Полковник замялся, свободной рукой теранул небритую свою щеку, сказал по-новому, чуть ли не жалобно:
– Лебедя схороните достойно… Насколько сможете, конечно.
Укололся об испуганный взгляд Воронова, заспешил разъяснять:
– Фамилия такая – Лебедь. Старший политрук. После гибели прежнего комбата взял на себя… Бестолково командовал, рвался вперед других, где надо и не надо. Вот и нарвался… Ладно, счастливо!
Полковник сильно тряхнул и отпустил, наконец, вороновскую руку, вылез из траншеи, отправился в тыл, к своей полуторке. Воронов безотрывно следил, как он уходит – неспешно, вразвалочку… так бы по людному бульвару домой после трудной смены.
С немецкой стороны визгнула пуля, другая. Полковник будто и не заметил. Лишь когда его уже, наверное, скрыл от немцев гребень холма, обернулся на ходу, крикнул, чтоб комбату нашли пистолет. Только тут Воронов заметил: весь командный состав смотрит полковнику вслед так, будто бы это остаток их жизни вот-вот затеряется в сочащихся дымом развалинах. Осознание, что бывшие уже в боях командиры чувствуют то же, что и он, неожиданно придало писателю уверенности. Вздорной, предательской, вроде пьяной отваги – Воронов это сам понимал. Но хоть такая – всё же лучше, чем никакой.

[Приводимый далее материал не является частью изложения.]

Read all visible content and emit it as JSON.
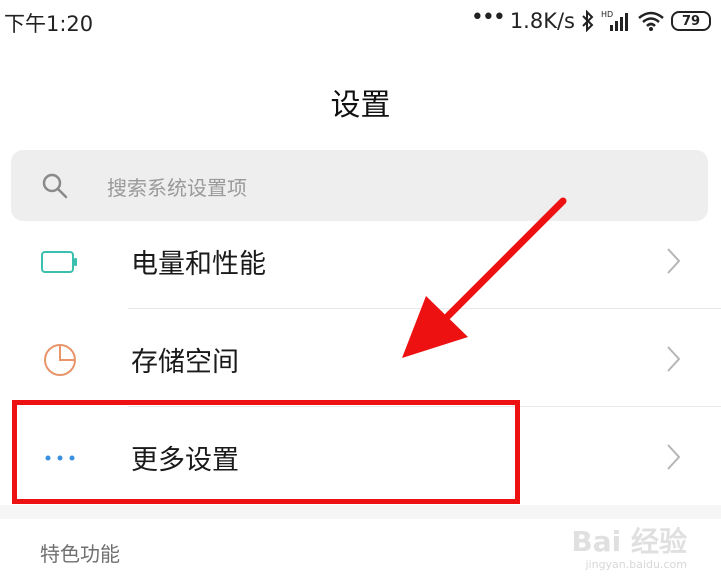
{
  "status_bar": {
    "time": "下午1:20",
    "dots": "•••",
    "net_speed": "1.8K/s",
    "bluetooth_icon": "bluetooth-icon",
    "signal_icon": "hd-signal-icon",
    "wifi_icon": "wifi-icon",
    "battery_level": "79"
  },
  "header": {
    "title": "设置"
  },
  "search": {
    "placeholder": "搜索系统设置项",
    "icon": "search-icon"
  },
  "settings_list": [
    {
      "label": "电量和性能",
      "icon": "battery-icon",
      "icon_color": "#3bbfae"
    },
    {
      "label": "存储空间",
      "icon": "pie-chart-icon",
      "icon_color": "#e8956a"
    },
    {
      "label": "更多设置",
      "icon": "more-dots-icon",
      "icon_color": "#3a8fe0"
    }
  ],
  "section": {
    "header": "特色功能"
  },
  "annotation": {
    "color": "#ee1111"
  },
  "watermark": {
    "logo": "Bai 经验",
    "site": "jingyan.baidu.com"
  }
}
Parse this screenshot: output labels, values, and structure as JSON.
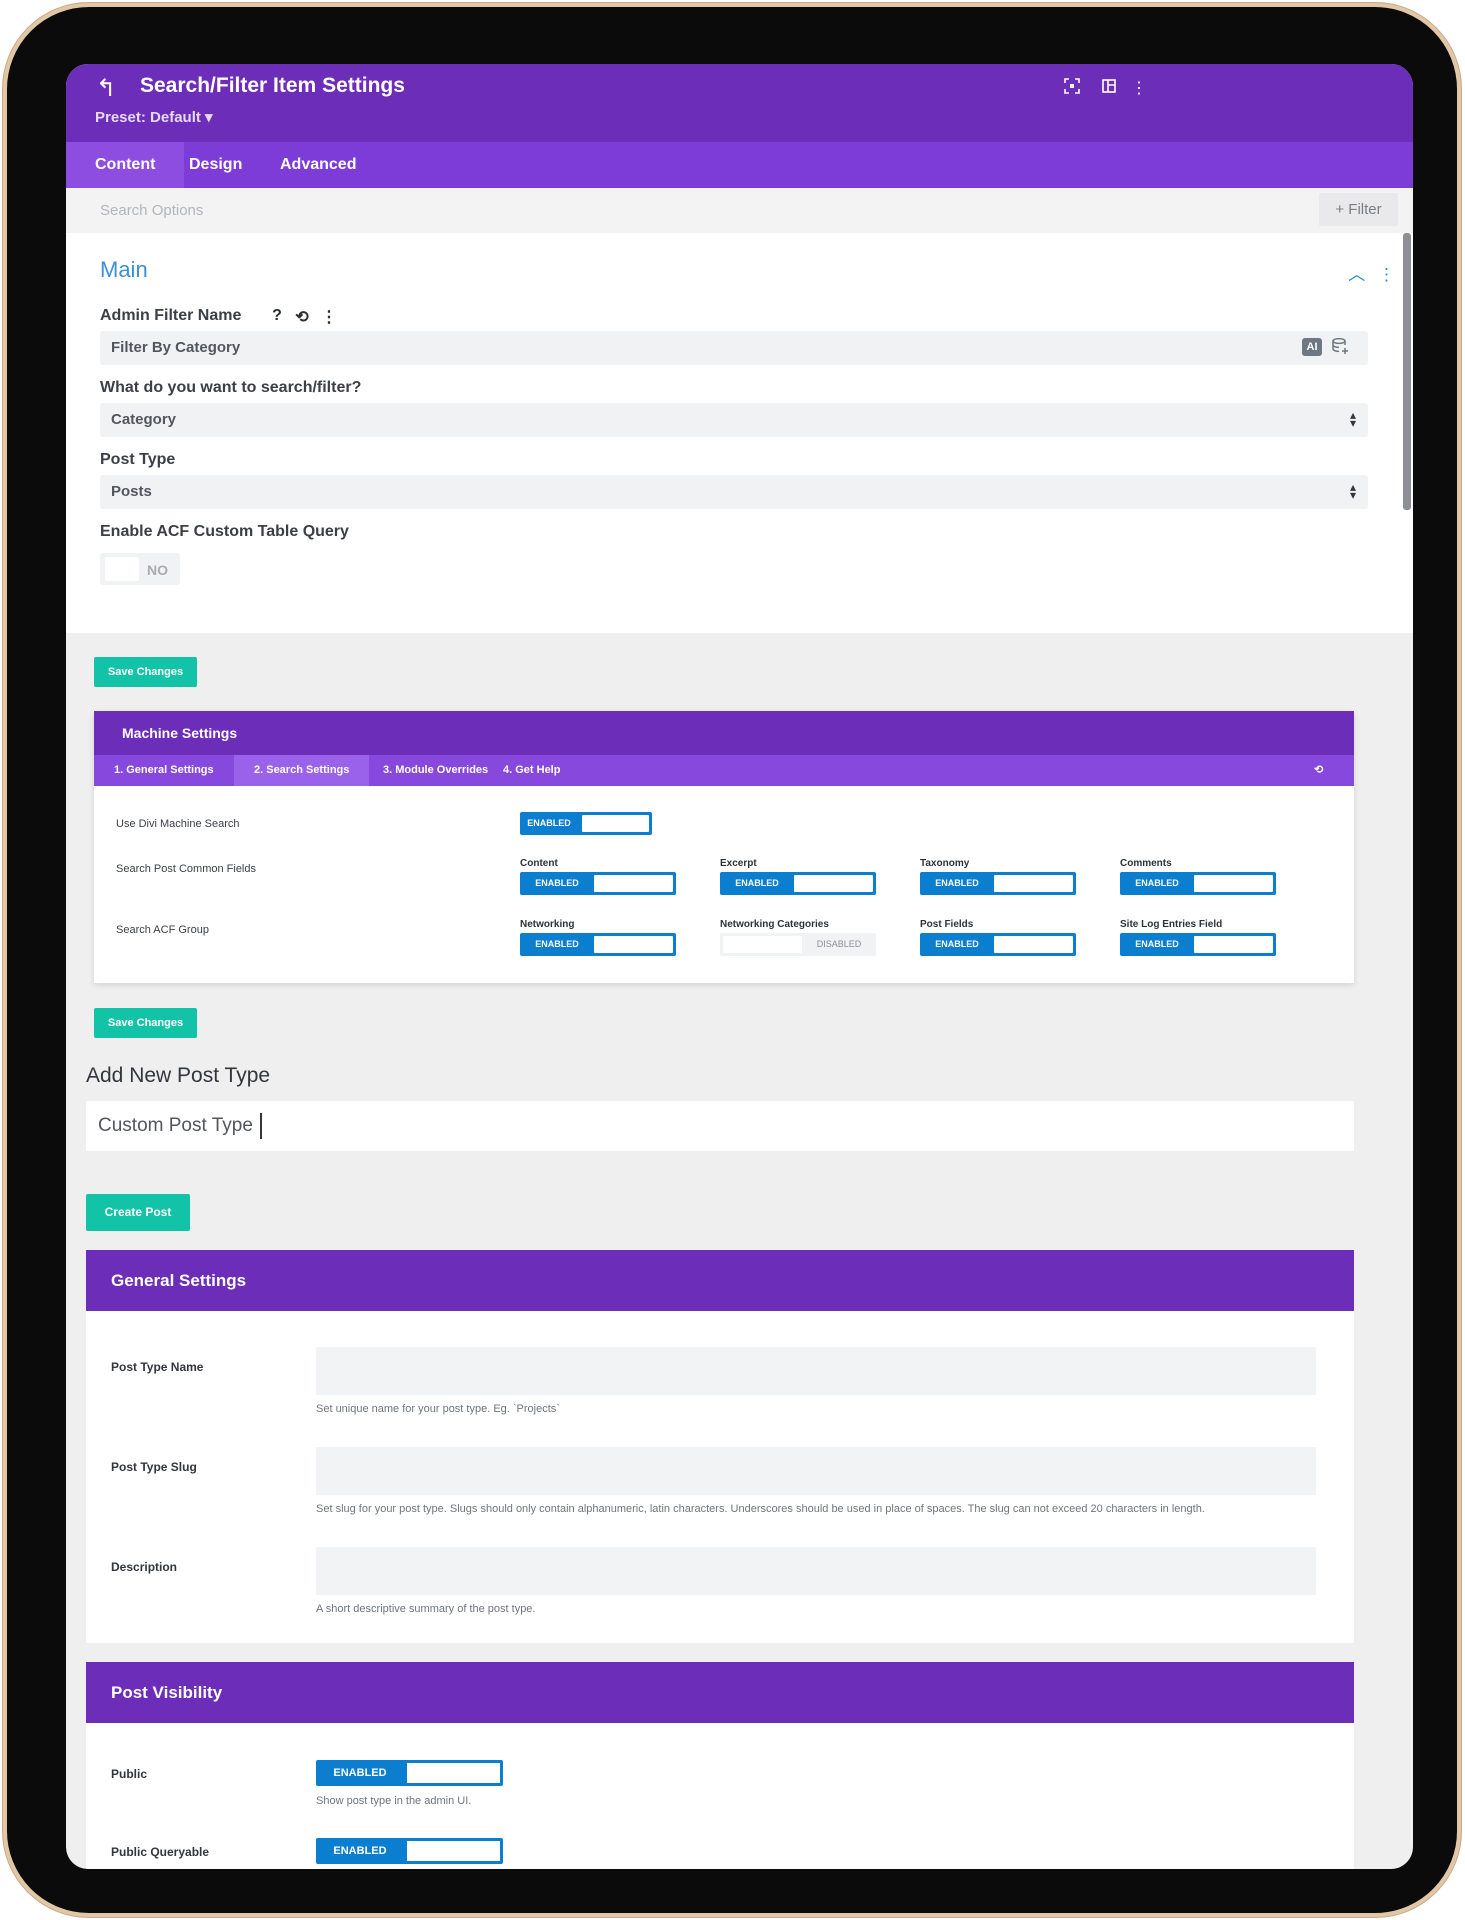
{
  "header": {
    "title": "Search/Filter Item Settings",
    "preset": "Preset: Default ▾",
    "back_icon": "undo-arrow-icon",
    "icons": [
      "focus-icon",
      "columns-icon",
      "more-vertical-icon"
    ]
  },
  "tabs": [
    {
      "label": "Content",
      "active": true
    },
    {
      "label": "Design",
      "active": false
    },
    {
      "label": "Advanced",
      "active": false
    }
  ],
  "search": {
    "placeholder": "Search Options",
    "filter_label": "+ Filter"
  },
  "main": {
    "title": "Main",
    "admin_filter_name_label": "Admin Filter Name",
    "admin_filter_name_value": "Filter By Category",
    "ai_badge": "AI",
    "search_filter_label": "What do you want to search/filter?",
    "search_filter_value": "Category",
    "post_type_label": "Post Type",
    "post_type_value": "Posts",
    "acf_label": "Enable ACF Custom Table Query",
    "acf_value": "NO"
  },
  "save_label": "Save Changes",
  "machine": {
    "title": "Machine Settings",
    "tabs": [
      "1. General Settings",
      "2. Search Settings",
      "3. Module Overrides",
      "4. Get Help"
    ],
    "active_tab": 1,
    "use_divi_label": "Use Divi Machine Search",
    "use_divi_value": "ENABLED",
    "common_fields_label": "Search Post Common Fields",
    "acf_group_label": "Search ACF Group",
    "common_fields": [
      {
        "name": "Content",
        "state": "ENABLED"
      },
      {
        "name": "Excerpt",
        "state": "ENABLED"
      },
      {
        "name": "Taxonomy",
        "state": "ENABLED"
      },
      {
        "name": "Comments",
        "state": "ENABLED"
      }
    ],
    "acf_fields": [
      {
        "name": "Networking",
        "state": "ENABLED"
      },
      {
        "name": "Networking Categories",
        "state": "DISABLED"
      },
      {
        "name": "Post Fields",
        "state": "ENABLED"
      },
      {
        "name": "Site Log Entries Field",
        "state": "ENABLED"
      }
    ]
  },
  "add_post_type": {
    "title": "Add New Post Type",
    "value": "Custom Post Type",
    "create_label": "Create Post"
  },
  "general_settings": {
    "title": "General Settings",
    "fields": [
      {
        "label": "Post Type Name",
        "help": "Set unique name for your post type. Eg. `Projects`"
      },
      {
        "label": "Post Type Slug",
        "help": "Set slug for your post type. Slugs should only contain alphanumeric, latin characters. Underscores should be used in place of spaces. The slug can not exceed 20 characters in length."
      },
      {
        "label": "Description",
        "help": "A short descriptive summary of the post type."
      }
    ]
  },
  "post_visibility": {
    "title": "Post Visibility",
    "public_label": "Public",
    "public_value": "ENABLED",
    "public_help": "Show post type in the admin UI.",
    "queryable_label": "Public Queryable",
    "queryable_value": "ENABLED"
  },
  "colors": {
    "purple": "#6c2eb9",
    "tab_purple": "#7d3bd8",
    "teal": "#12c3a8",
    "toggle_blue": "#0c7ed0",
    "link_blue": "#3d8fd6"
  }
}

Никому персонально не адресованный приказ об оружии буквально кинулся выполнять политрук. Он отдал комбату свой ТТ, да еще с кобурой и портупеей: «Я себе лучше винтовку возьму, а вам в бой ввязываться нельзя, ваше дело – всё видеть и принимать решения». Очень не понравилась Воронову эта многословная торопливость, и еще меньше понравились одинаковые кривые ухмылки лейтенантов да старшины. Вдобавок писатель, наконец, догадался, отчего глаза у политрука словно фаянсовые. В них гнил страх. Застойный, многодневный. Неизлечимый.
Новый комбат сделал почти всё, о чем говорил полковник. Простоял над душой связиста, пока тому не сумелось-таки докричаться в телефонную трубку до соседа справа; трижды повторил в облупленный звукоприемник про «кройте кинжальным» и «не дергайтесь – размажут», а потом вроде бы сумел расслышать сквозь всхрапы да треск помех: «Крапива, я репейник, вас понял». Ко второму соседу, с которым связи не было, отправил посыльного и убедил себя, что тот доберется до жидких от зноя призраков тополей, а добравшись, сумеет точно передать порученное. Приказал раздвинуть на фланги наличные огневые средства – и искренне удивился, когда его приказ начали выполнять. Удивился потому, что к этому времени успел уже выяснить всё, о чем не рассказал полковник.